Suunto M-9

I wanted a compact compass for an upcoming trip. Not a real orienteering compass, but something more than a button compass like Suunto Clipper. I ended up with the Suunto M9. At 1.5 inches in diameter, it is roughly the size of a small watch. It features 5 degree gradations and a sighting notch for rough bearings. A ratcheting face with orientation indicators allows you to set direction of travel. To work with the sighting notch and window, the compass card uses a reverse numbering scheme: instead of looking at 12:00 to read your bearing, you look at the 6:00 position. This is unintuitive at first, but easy enough to adjust to. Suunto advertises the compass as waterproof, and the bastion of truth that is the Internet claims it to be divable to at least 200 feet. Tipping my scale at 10 grams, the M9 packs an impressive amount of capability for its miniscule size and weight.

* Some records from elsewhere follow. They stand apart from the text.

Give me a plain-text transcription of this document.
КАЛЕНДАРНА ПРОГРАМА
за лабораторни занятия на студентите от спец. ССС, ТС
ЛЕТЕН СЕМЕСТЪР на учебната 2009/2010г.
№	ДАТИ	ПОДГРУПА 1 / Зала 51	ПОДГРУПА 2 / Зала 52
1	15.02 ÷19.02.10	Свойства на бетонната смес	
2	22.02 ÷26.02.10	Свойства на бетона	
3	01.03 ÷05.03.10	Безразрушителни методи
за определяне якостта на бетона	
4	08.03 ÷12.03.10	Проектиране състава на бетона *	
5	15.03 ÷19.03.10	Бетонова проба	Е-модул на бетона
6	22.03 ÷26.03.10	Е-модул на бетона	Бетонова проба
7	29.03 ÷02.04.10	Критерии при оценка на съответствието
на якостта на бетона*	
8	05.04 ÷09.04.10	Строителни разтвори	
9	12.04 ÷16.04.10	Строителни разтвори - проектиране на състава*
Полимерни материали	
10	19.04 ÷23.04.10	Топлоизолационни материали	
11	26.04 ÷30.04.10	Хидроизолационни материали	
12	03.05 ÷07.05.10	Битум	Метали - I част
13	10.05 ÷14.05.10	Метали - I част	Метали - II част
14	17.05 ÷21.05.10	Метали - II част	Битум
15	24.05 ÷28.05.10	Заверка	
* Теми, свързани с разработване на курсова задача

Unfortunately, the Velcro strap it comes with is garbage. It’ll hold it on your wrist, but it is uncomfortable and I question the longevity and security of the attachment after prolonged exposure to mud, sweat, blood, and the tears of my enemies. Fortunately the M9 has 19mm lugs, which matches an old watch I had about a decade ago. I dug out the NATO Regimental strap I had used on that watch, threaded it onto the M9, and now I have a wrist compass I can feel pretty good about.

I only wish it had a global needle, but that would probably require a larger housing.